Apparently, they don't expect us to break out, because the door wasn't even locked. I walked trough the hallway. The lights where shining bright here and there where doctors and nurses walking around. Not that much though, I can hide from them. I found the stairs and saw that I'm on the third floor. I started walking up the stairs with my hands in my pockets. Everything was going really easy. I smiled when I got on the fifth floor. I knew where to go. Then I heard someone scream; "COME BACK YOU ANNOYING TWAT!" I recognized that voice. It way the only nurse that had stayed with me the whole time and was at least as annoying as I am. She was running up the stairs, what was surprising because she wasn't skinny. I started running too and hid behind one of the pillars that where in front of the enormous windows. She ran past and I looked at the room numbers. I was standing at room 39. I started walking again and quickly found room 45. Happiness was flowing trough me. I grabbed the door handle and was thinking about sleeping next to Jack again. I tried to open the door. I tried. It was locked. I cursed. What am I supposed to do now?! Tears started rolling down my face. I stood with my back to the wall and was slowly sliding down until I sat down with my head on my knees and my arms around my legs. I don't know how long I sat there like that, but after a while, I heard the nurse come back. "That stupid cunt. For gods sake!" She said. I got an idea. A very stupid one, but it would work.

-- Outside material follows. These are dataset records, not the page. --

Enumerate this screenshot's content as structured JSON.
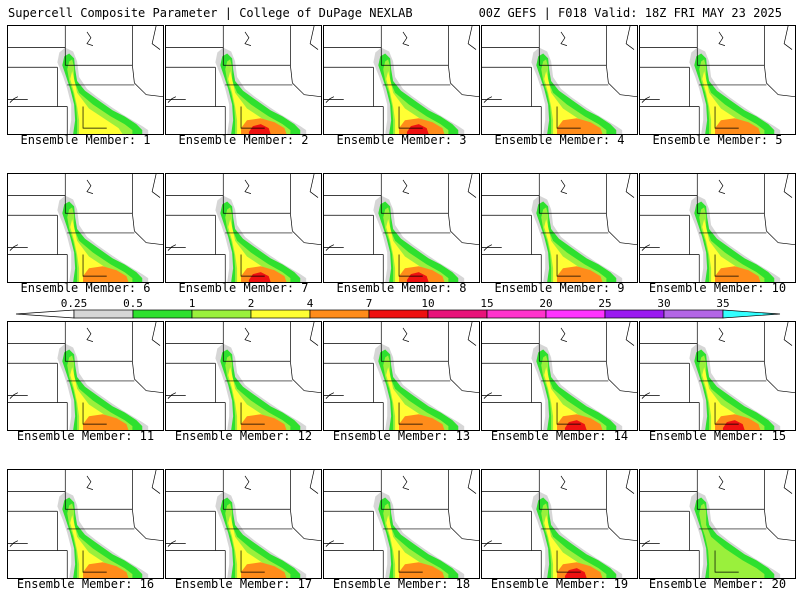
{
  "header": {
    "left": "Supercell Composite Parameter | College of DuPage NEXLAB",
    "right": "00Z GEFS | F018 Valid: 18Z FRI MAY 23 2025"
  },
  "panel_label_prefix": "Ensemble Member: ",
  "members": [
    {
      "id": "1",
      "label": "Ensemble Member: 1",
      "max_level": 3
    },
    {
      "id": "2",
      "label": "Ensemble Member: 2",
      "max_level": 6
    },
    {
      "id": "3",
      "label": "Ensemble Member: 3",
      "max_level": 6
    },
    {
      "id": "4",
      "label": "Ensemble Member: 4",
      "max_level": 4
    },
    {
      "id": "5",
      "label": "Ensemble Member: 5",
      "max_level": 4
    },
    {
      "id": "6",
      "label": "Ensemble Member: 6",
      "max_level": 4
    },
    {
      "id": "7",
      "label": "Ensemble Member: 7",
      "max_level": 6
    },
    {
      "id": "8",
      "label": "Ensemble Member: 8",
      "max_level": 6
    },
    {
      "id": "9",
      "label": "Ensemble Member: 9",
      "max_level": 4
    },
    {
      "id": "10",
      "label": "Ensemble Member: 10",
      "max_level": 4
    },
    {
      "id": "11",
      "label": "Ensemble Member: 11",
      "max_level": 4
    },
    {
      "id": "12",
      "label": "Ensemble Member: 12",
      "max_level": 4
    },
    {
      "id": "13",
      "label": "Ensemble Member: 13",
      "max_level": 4
    },
    {
      "id": "14",
      "label": "Ensemble Member: 14",
      "max_level": 6
    },
    {
      "id": "15",
      "label": "Ensemble Member: 15",
      "max_level": 6
    },
    {
      "id": "16",
      "label": "Ensemble Member: 16",
      "max_level": 4
    },
    {
      "id": "17",
      "label": "Ensemble Member: 17",
      "max_level": 4
    },
    {
      "id": "18",
      "label": "Ensemble Member: 18",
      "max_level": 4
    },
    {
      "id": "19",
      "label": "Ensemble Member: 19",
      "max_level": 6
    },
    {
      "id": "20",
      "label": "Ensemble Member: 20",
      "max_level": 2
    }
  ],
  "colorbar": {
    "labels": [
      "0.25",
      "0.5",
      "1",
      "2",
      "4",
      "7",
      "10",
      "15",
      "20",
      "25",
      "30",
      "35"
    ],
    "colors": [
      "#d6d6d6",
      "#2ee02e",
      "#9af03c",
      "#ffff33",
      "#ff8c1a",
      "#ee1111",
      "#e8127a",
      "#ff33cc",
      "#ff33ff",
      "#9a19f0",
      "#b366e6",
      "#33ffff"
    ]
  }
}
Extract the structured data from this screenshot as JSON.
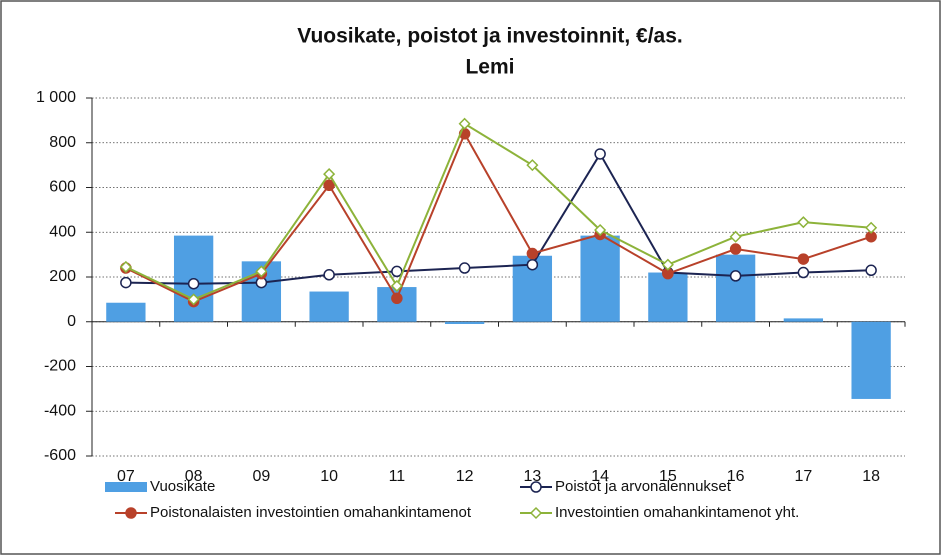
{
  "chart_data": {
    "type": "combo",
    "title": "Vuosikate, poistot ja investoinnit, €/as.",
    "subtitle": "Lemi",
    "categories": [
      "07",
      "08",
      "09",
      "10",
      "11",
      "12",
      "13",
      "14",
      "15",
      "16",
      "17",
      "18"
    ],
    "ylim": [
      -600,
      1000
    ],
    "yticks": [
      -600,
      -400,
      -200,
      0,
      200,
      400,
      600,
      800,
      {
        "value": 1000,
        "label": "1 000"
      }
    ],
    "grid": true,
    "legend": "bottom",
    "series": [
      {
        "name": "Vuosikate",
        "type": "bar",
        "color": "#4f9fe3",
        "values": [
          85,
          385,
          270,
          135,
          155,
          -10,
          295,
          385,
          220,
          300,
          15,
          -345
        ]
      },
      {
        "name": "Poistot ja arvonalennukset",
        "type": "line",
        "marker": "circle-open",
        "color": "#1c2452",
        "values": [
          175,
          170,
          175,
          210,
          225,
          240,
          255,
          750,
          220,
          205,
          220,
          230
        ]
      },
      {
        "name": "Poistonalaisten investointien omahankintamenot",
        "type": "line",
        "marker": "circle",
        "color": "#b8412a",
        "values": [
          240,
          90,
          215,
          610,
          105,
          840,
          305,
          390,
          215,
          325,
          280,
          380
        ]
      },
      {
        "name": "Investointien omahankintamenot yht.",
        "type": "line",
        "marker": "diamond-open",
        "color": "#8db33a",
        "values": [
          245,
          100,
          225,
          660,
          160,
          885,
          700,
          410,
          255,
          380,
          445,
          420
        ]
      }
    ]
  }
}
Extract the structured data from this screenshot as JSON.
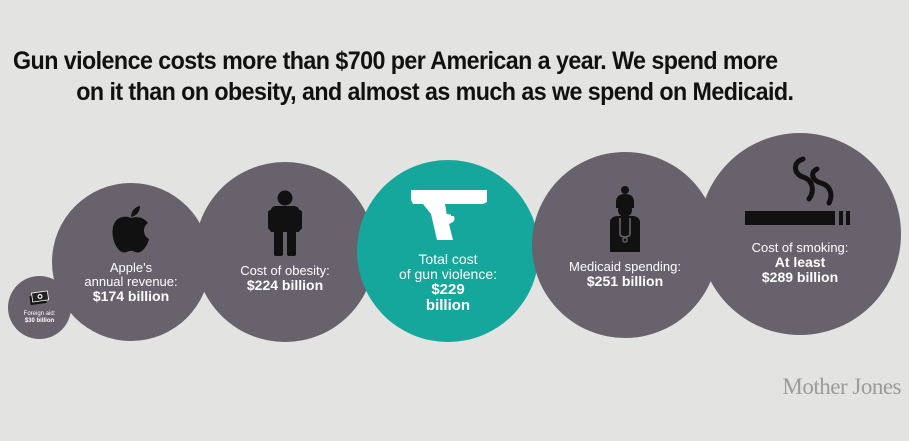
{
  "title_line1": "Gun violence costs more than $700 per American a year. We spend more",
  "title_line2": "on it than on obesity, and almost as much as we spend on Medicaid.",
  "chart_data": {
    "type": "bubble",
    "unit": "billion USD",
    "items": [
      {
        "label": "Foreign aid:",
        "value_text": "$30 billion",
        "value": 30,
        "icon": "cash-icon",
        "color": "#67626c"
      },
      {
        "label": "Apple's annual revenue:",
        "value_text": "$174 billion",
        "value": 174,
        "icon": "apple-icon",
        "color": "#67626c"
      },
      {
        "label": "Cost of obesity:",
        "value_text": "$224 billion",
        "value": 224,
        "icon": "person-icon",
        "color": "#67626c"
      },
      {
        "label": "Total cost of gun violence:",
        "value_text": "$229 billion",
        "value": 229,
        "icon": "handgun-icon",
        "color": "#15a79b"
      },
      {
        "label": "Medicaid spending:",
        "value_text": "$251 billion",
        "value": 251,
        "icon": "nurse-icon",
        "color": "#67626c"
      },
      {
        "label": "Cost of smoking:",
        "value_text": "At least $289 billion",
        "value": 289,
        "icon": "cigarette-icon",
        "color": "#67626c"
      }
    ]
  },
  "labels": {
    "foreign_1": "Foreign aid:",
    "foreign_2": "$30 billion",
    "apple_1": "Apple's",
    "apple_2": "annual revenue:",
    "apple_3": "$174 billion",
    "obesity_1": "Cost of obesity:",
    "obesity_2": "$224 billion",
    "gun_1": "Total cost",
    "gun_2": "of gun violence:",
    "gun_3": "$229",
    "gun_4": "billion",
    "medicaid_1": "Medicaid spending:",
    "medicaid_2": "$251 billion",
    "smoking_1": "Cost of smoking:",
    "smoking_2": "At least",
    "smoking_3": "$289 billion"
  },
  "source": "Mother Jones"
}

I looked up and saw that the nurse had noticed me. I slowly got up. The nurse was furious. "Now you listen to me! You are going to-""No, you listen to me." I interrupted her. "Do you have the key to this room." I asked slowly. "Why do you-""Answer" I stood pretty close to her and she was clearly seeing that she didn't had a change. "Yes, I do have the key." She answered quietly. "Give it to me." She stepped back, I stepped forward. "I can also break down the door." The nurse stood there and looked at me. "Why." Her voice was quietly and very high pitched. Tears started running down my face again. "Please. Please open the door. The only person I ever loved is in there and I can't handle being without him." I didn't sound creepy anymore, but sad and desperate. I took two steps back and looked down. "I'm sorry" I said. My voice cracked. Then the nurse walked up to me. She grabbed my hand and gave me a little metal thing. The nurse walked away. I opened my hand and looked at the little silver key. I smiled. I could finally get back to my little Jackaboy.